Desde 1951, Acidentes no Montanhismo Norte-Americano tem alcançado narram centenas de acidentes em mortes no rapel, tanto nos Estados Unidos como no Canadá. Embora os riscos associados com o rapel e escalada nunca poderão ser totalmente eliminados, há atitudes que podem ser tomadas para mitigar os riscos. Enquanto muitos acidentes de escalada podem deixar algumas lesões, quase todos os acidentes de rapel deixam o praticante morto, então não há espaço para erros ai. Enquanto diretor de operações e guia para o instituto American Alpine, eu compilei uma lista de cinco passos fáceis que todos escalador pode usar para minimizar as chances de um acidente com rapel. Não é rapelar uma ou duas vezes que é perigoso. É o rapel como um todo que leva ao e perigo real.

#1 Saia Andando

Se for possível sair andando com segurança do cume, saia.

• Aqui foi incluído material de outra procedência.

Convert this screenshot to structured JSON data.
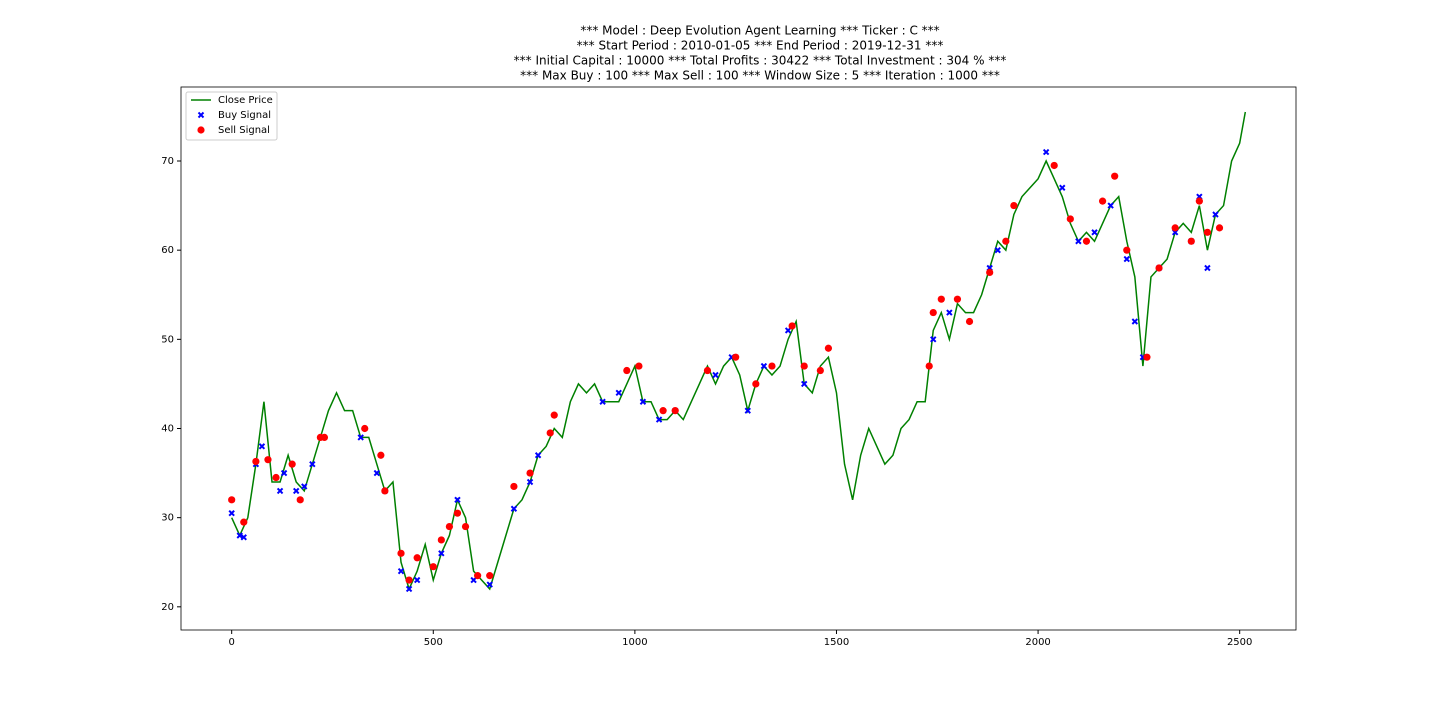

Pode ser mais longo e requerer mais energia, mas caminhar enquanto se esta cansado é muito menos perigoso do que fazer um rapel usando corda e sistemas de ancoragens e backups postos em prática quando se esta cansado que torna o rapel perigoso. Limitar a quantidade de tempo gasto no rapel é certamente uma forma de limitar a exposição a potenciais erros.

#2 Feche o Sistema

Sempre feche o sistema. Costumeiramente fazer nós de arremate nas pontas das cordas é o jeito mais simples e mais seguro, e o pescador triplo é um nó “limpo” que não vai passar por nenhum sistema de segurança. Esse é um método simples que é normalmente ignorado, mas fechar o sistema deveria ser uma tática padrão. As pessoas raramente pensam sobre amarrar nós nas extremidades da corda em vias de uma única cordada, mas, ironicamente, é onde a maioria das pessoas geralmente se acidentam. Nós na corda vai evitar esse tipo de acidente e é um problema de fácil solução.

Se você esta com medo de sua corda ficar presa quando você a estiver puxando – por causa da vegetação ou área quebradiça, terreno arenoso ou se tiverem outros escaladores abaixo – considere amarrar as pontas da corda e clipar-las a um mosquetão no seu baudrier, então rapele com alforjes. Em um cenário de rapel em múltiplas cordadas, isso diminui a probabilidade da corda ficar presa e fornece a segurança de um sistema fechado.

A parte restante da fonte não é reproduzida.